ALI-IMRAN 86-89 (Kutukan Atas Yang Murtad)
KUTUKAN ATAS YANG MURTAD
(kajian tafsir ali-imran:86-89)
A. Teks Ayat dan Tarjamah
كَيْفَ يَهْدِي اللَّهُ قَوْمًا كَفَرُوا بَعْدَ إِيمَانِهِمْ وَشَهِدُوا أَنَّ الرَّسُولَ حَقٌّ وَجَاءَهُمُ الْبَيِّنَاتُ وَاللَّهُ لَا يَهْدِي الْقَوْمَ الظَّالِمِينَ(*)أُولَئِكَ جَزَاؤُهُمْ أَنَّ عَلَيْهِمْ لَعْنَةَ اللَّهِ وَالْمَلَائِكَةِ وَالنَّاسِ أَجْمَعِينَ(*)خَالِدِينَ فِيهَا لَا يُخَفَّفُ عَنْهُمُ الْعَذَابُ وَلَا هُمْ يُنْظَرُونَ(*)إِلَّا الَّذِينَ تَابُوا مِنْ بَعْدِ ذَلِكَ وَأَصْلَحُوا فَإِنَّ اللَّهَ غَفُورٌ رَحِيمٌ(*)

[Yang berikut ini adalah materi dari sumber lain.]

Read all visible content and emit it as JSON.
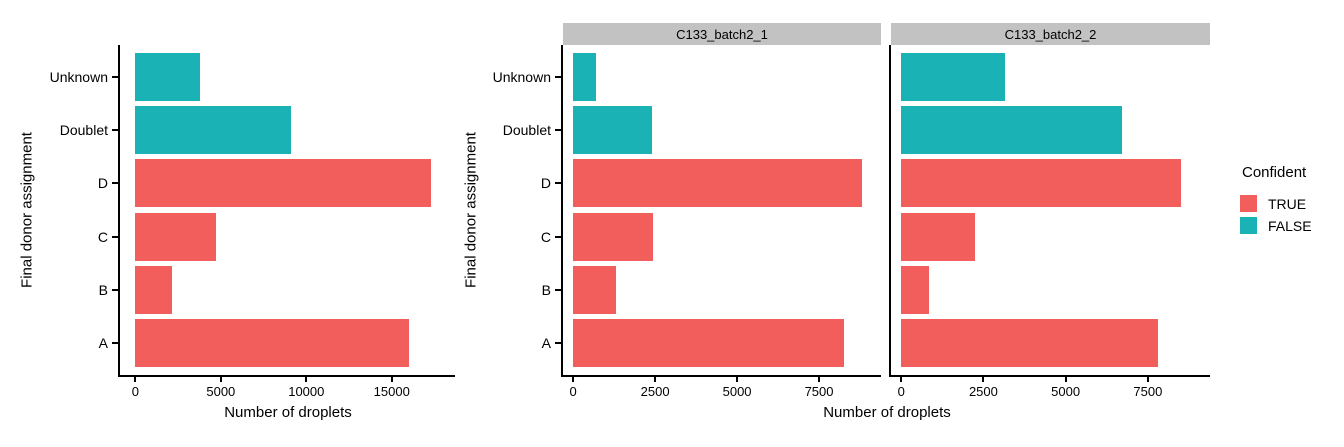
{
  "figure": {
    "x_axis_title": "Number of droplets",
    "y_axis_title": "Final donor assignment"
  },
  "colors": {
    "confident_true": "#F25E5B",
    "confident_false": "#1AB2B5",
    "strip_background": "#C2C2C2",
    "axis_line": "#000000"
  },
  "legend": {
    "title": "Confident",
    "items": [
      {
        "label": "TRUE",
        "color": "#F25E5B"
      },
      {
        "label": "FALSE",
        "color": "#1AB2B5"
      }
    ]
  },
  "chart_data": [
    {
      "type": "bar",
      "orientation": "horizontal",
      "title": "",
      "xlabel": "Number of droplets",
      "ylabel": "Final donor assignment",
      "categories_top_to_bottom": [
        "Unknown",
        "Doublet",
        "D",
        "C",
        "B",
        "A"
      ],
      "values": [
        3800,
        9100,
        17300,
        4700,
        2150,
        16000
      ],
      "confident": [
        false,
        false,
        true,
        true,
        true,
        true
      ],
      "xticks": [
        0,
        5000,
        10000,
        15000
      ],
      "xlim": [
        -900,
        18700
      ],
      "grid": false,
      "legend_position": "none"
    },
    {
      "type": "bar",
      "orientation": "horizontal",
      "title": "C133_batch2_1",
      "xlabel": "Number of droplets",
      "ylabel": "Final donor assignment",
      "categories_top_to_bottom": [
        "Unknown",
        "Doublet",
        "D",
        "C",
        "B",
        "A"
      ],
      "values": [
        700,
        2400,
        8800,
        2450,
        1300,
        8250
      ],
      "confident": [
        false,
        false,
        true,
        true,
        true,
        true
      ],
      "xticks": [
        0,
        2500,
        5000,
        7500
      ],
      "xlim": [
        -310,
        9390
      ],
      "grid": false,
      "legend_position": "right"
    },
    {
      "type": "bar",
      "orientation": "horizontal",
      "title": "C133_batch2_2",
      "xlabel": "Number of droplets",
      "ylabel": "Final donor assignment",
      "categories_top_to_bottom": [
        "Unknown",
        "Doublet",
        "D",
        "C",
        "B",
        "A"
      ],
      "values": [
        3150,
        6700,
        8500,
        2250,
        850,
        7800
      ],
      "confident": [
        false,
        false,
        true,
        true,
        true,
        true
      ],
      "xticks": [
        0,
        2500,
        5000,
        7500
      ],
      "xlim": [
        -310,
        9390
      ],
      "grid": false,
      "legend_position": "right"
    }
  ]
}
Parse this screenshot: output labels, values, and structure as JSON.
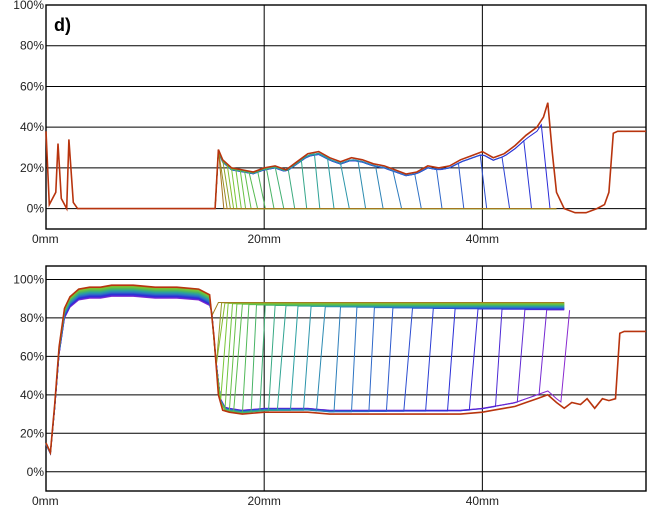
{
  "panel_label": "d)",
  "chart_data": [
    {
      "type": "line",
      "title": "",
      "xlabel": "",
      "ylabel": "",
      "x_unit": "mm",
      "xlim": [
        0,
        55
      ],
      "ylim": [
        -10,
        100
      ],
      "grid": true,
      "x_ticks": [
        {
          "value": 0,
          "label": "0mm"
        },
        {
          "value": 20,
          "label": "20mm"
        },
        {
          "value": 40,
          "label": "40mm"
        }
      ],
      "y_ticks": [
        {
          "value": 0,
          "label": "0%"
        },
        {
          "value": 20,
          "label": "20%"
        },
        {
          "value": 40,
          "label": "40%"
        },
        {
          "value": 60,
          "label": "60%"
        },
        {
          "value": 80,
          "label": "80%"
        },
        {
          "value": 100,
          "label": "100%"
        }
      ],
      "color_gradient": [
        "#2a2ad8",
        "#2f6fc8",
        "#2aa0a0",
        "#4fb85a",
        "#7ec832",
        "#c03a10"
      ],
      "front_positions_mm": [
        15.8,
        16.1,
        16.4,
        16.7,
        17.0,
        17.4,
        17.8,
        18.3,
        18.9,
        19.6,
        20.4,
        21.3,
        22.3,
        23.4,
        24.6,
        25.9,
        27.3,
        28.8,
        30.4,
        32.1,
        33.9,
        35.8,
        37.8,
        39.9,
        42.0,
        44.0,
        45.7
      ],
      "curve": {
        "x": [
          0,
          0.3,
          0.9,
          1.1,
          1.4,
          1.9,
          2.1,
          2.5,
          2.9,
          15.5,
          15.8,
          16.2,
          17,
          18,
          19,
          20,
          21,
          22,
          23,
          24,
          25,
          26,
          27,
          28,
          29,
          30,
          31,
          32,
          33,
          34,
          35,
          36,
          37,
          38,
          39,
          40,
          41,
          42,
          43,
          44,
          45,
          45.6,
          46,
          46.4,
          46.8,
          47.5,
          48.5,
          49.5,
          50.5,
          51.2,
          51.6,
          52.0,
          52.4,
          53,
          54,
          55
        ],
        "y": [
          38,
          2,
          8,
          32,
          5,
          0,
          34,
          3,
          0,
          0,
          29,
          24,
          20,
          19,
          18,
          20,
          21,
          19,
          23,
          27,
          28,
          25,
          23,
          25,
          24,
          22,
          21,
          19,
          17,
          18,
          21,
          20,
          21,
          24,
          26,
          28,
          25,
          27,
          31,
          36,
          40,
          45,
          52,
          28,
          8,
          0,
          -2,
          -2,
          0,
          2,
          8,
          37,
          38,
          38,
          38,
          38
        ]
      }
    },
    {
      "type": "line",
      "title": "",
      "xlabel": "",
      "ylabel": "",
      "x_unit": "mm",
      "xlim": [
        0,
        55
      ],
      "ylim": [
        -10,
        107
      ],
      "grid": true,
      "x_ticks": [
        {
          "value": 0,
          "label": "0mm"
        },
        {
          "value": 20,
          "label": "20mm"
        },
        {
          "value": 40,
          "label": "40mm"
        }
      ],
      "y_ticks": [
        {
          "value": 0,
          "label": "0%"
        },
        {
          "value": 20,
          "label": "20%"
        },
        {
          "value": 40,
          "label": "40%"
        },
        {
          "value": 60,
          "label": "60%"
        },
        {
          "value": 80,
          "label": "80%"
        },
        {
          "value": 100,
          "label": "100%"
        }
      ],
      "color_gradient": [
        "#8a2ad0",
        "#2a2ad8",
        "#2f6fc8",
        "#2aa0a0",
        "#4fb85a",
        "#7ec832",
        "#c03a10"
      ],
      "front_positions_mm": [
        15.3,
        15.6,
        15.9,
        16.2,
        16.6,
        17.0,
        17.5,
        18.1,
        18.8,
        19.6,
        20.5,
        21.5,
        22.6,
        23.8,
        25.1,
        26.5,
        28.0,
        29.6,
        31.3,
        33.1,
        35.0,
        37.0,
        39.1,
        41.3,
        43.4,
        45.4,
        47.5
      ],
      "curve": {
        "x": [
          0,
          0.4,
          0.8,
          1.2,
          1.7,
          2.2,
          3,
          4,
          5,
          6,
          8,
          10,
          12,
          14,
          15,
          15.4,
          15.8,
          16.2,
          16.8,
          18,
          20,
          22,
          24,
          26,
          28,
          30,
          32,
          34,
          36,
          38,
          40,
          41,
          42,
          43,
          44,
          45,
          46,
          46.8,
          47.5,
          48.2,
          49,
          49.6,
          50.3,
          51,
          51.6,
          52.2,
          52.6,
          53,
          54,
          55
        ],
        "y": [
          15,
          10,
          35,
          65,
          85,
          91,
          95,
          96,
          96,
          97,
          97,
          96,
          96,
          95,
          92,
          70,
          40,
          32,
          31,
          30,
          31,
          31,
          31,
          30,
          30,
          30,
          30,
          30,
          30,
          30,
          31,
          32,
          33,
          34,
          36,
          38,
          40,
          36,
          33,
          36,
          35,
          38,
          33,
          38,
          37,
          38,
          72,
          73,
          73,
          73
        ]
      }
    }
  ]
}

Bagaimana Allah akan menunjuki suatu kaum yang kafir sesudah mereka beriman, serta mereka telah mengakui bahwa Rasul itu (Muhammad) benar-benar rasul, dan keterangan-keteranganpun telah datang kepada mereka? Allah tidak menunjuki orang-orang yang zalim. Mereka itu, balasannya ialah: bahwasanya la`nat Allah ditimpakan kepada mereka, (demikian pula) la`nat para malaikat dan manusia seluruhnya, mereka kekal di dalamnya, tidak diringankan siksa dari mereka, dan tidak (pula) mereka diberi tangguh, kecuali orang-orang yang taubat, sesudah (kafir) itu dan mengadakan perbaikan. Karena sesungguhnya Allah Maha Pengampun lagi Maha Penyayang.Qs.3:84-85
B. Tinjauan Historis
عَنْ ابْنِ عَبَّاسٍ قَالَ كَانَ رَجُلٌ مِنْ الْأَنْصَارِ أَسْلَمَ ثُمَّ ارْتَدَّ وَلَحِقَ بِالشِّرْكِ ثُمَّ تَنَدَّمَ فَأَرْسَلَ إِلَى قَوْمِهِ سَلُوا لِي رَسُولَ اللَّهِ صَلَّى اللَّهُ عَلَيْهِ وَسَلَّمَ هَلْ لِي مِنْ تَوْبَةٍ فَجَاءَ قَوْمُهُ إِلَى رَسُولِ اللَّهِ صَلَّى اللَّهُ عَلَيْهِ وَسَلَّمَ فَقَالُوا إِنَّ فُلَانًا قَدْ نَدِمَ وَإِنَّهُ أَمَرَنَا أَنْ نَسْأَلَكَ هَلْ لَهُ مِنْ تَوْبَةٍ فَنَزَلَتْ{ كَيْفَ يَهْدِي اللَّهُ قَوْمًا كَفَرُوا بَعْدَ إِيمَانِهِمْ إِلَى قَوْلِهِ غَفُورٌ رَحِيمٌ }فَأَرْسَلَ إِلَيْهِ فَأَسْلَمَ
Diriwayatkan dari Ibn Abbas bahwa seorang Anshar, setelah masuk Islam kemudian murtad dan mengikuti kemusyrikan. Tidak lama kemudian dia merasa menyesal, dan mengutus temanny untuk menghadap Rasul menanyakan tentang dia. Dia mengatakan tanyakanlah kepada Rasul SAW tentang diriku, apakah masih ada kesempatan untuk bertaubat. Kaumnya itu menghadap Rasul SAW; hai Rasul seseorang telah menyesal dari kesalahannya dn menyuruh kami bertanya padamu apakah masih ada kesempatan baginya bertaubat? Tidk lama kemudian turunlah ayat كَيْفَ يَهْدِي hingga غَفُورٌ رَحِيمٌ Qs.4:86-89, ini. Hr. al-Nasa`iy, Ibn Hibban,[1]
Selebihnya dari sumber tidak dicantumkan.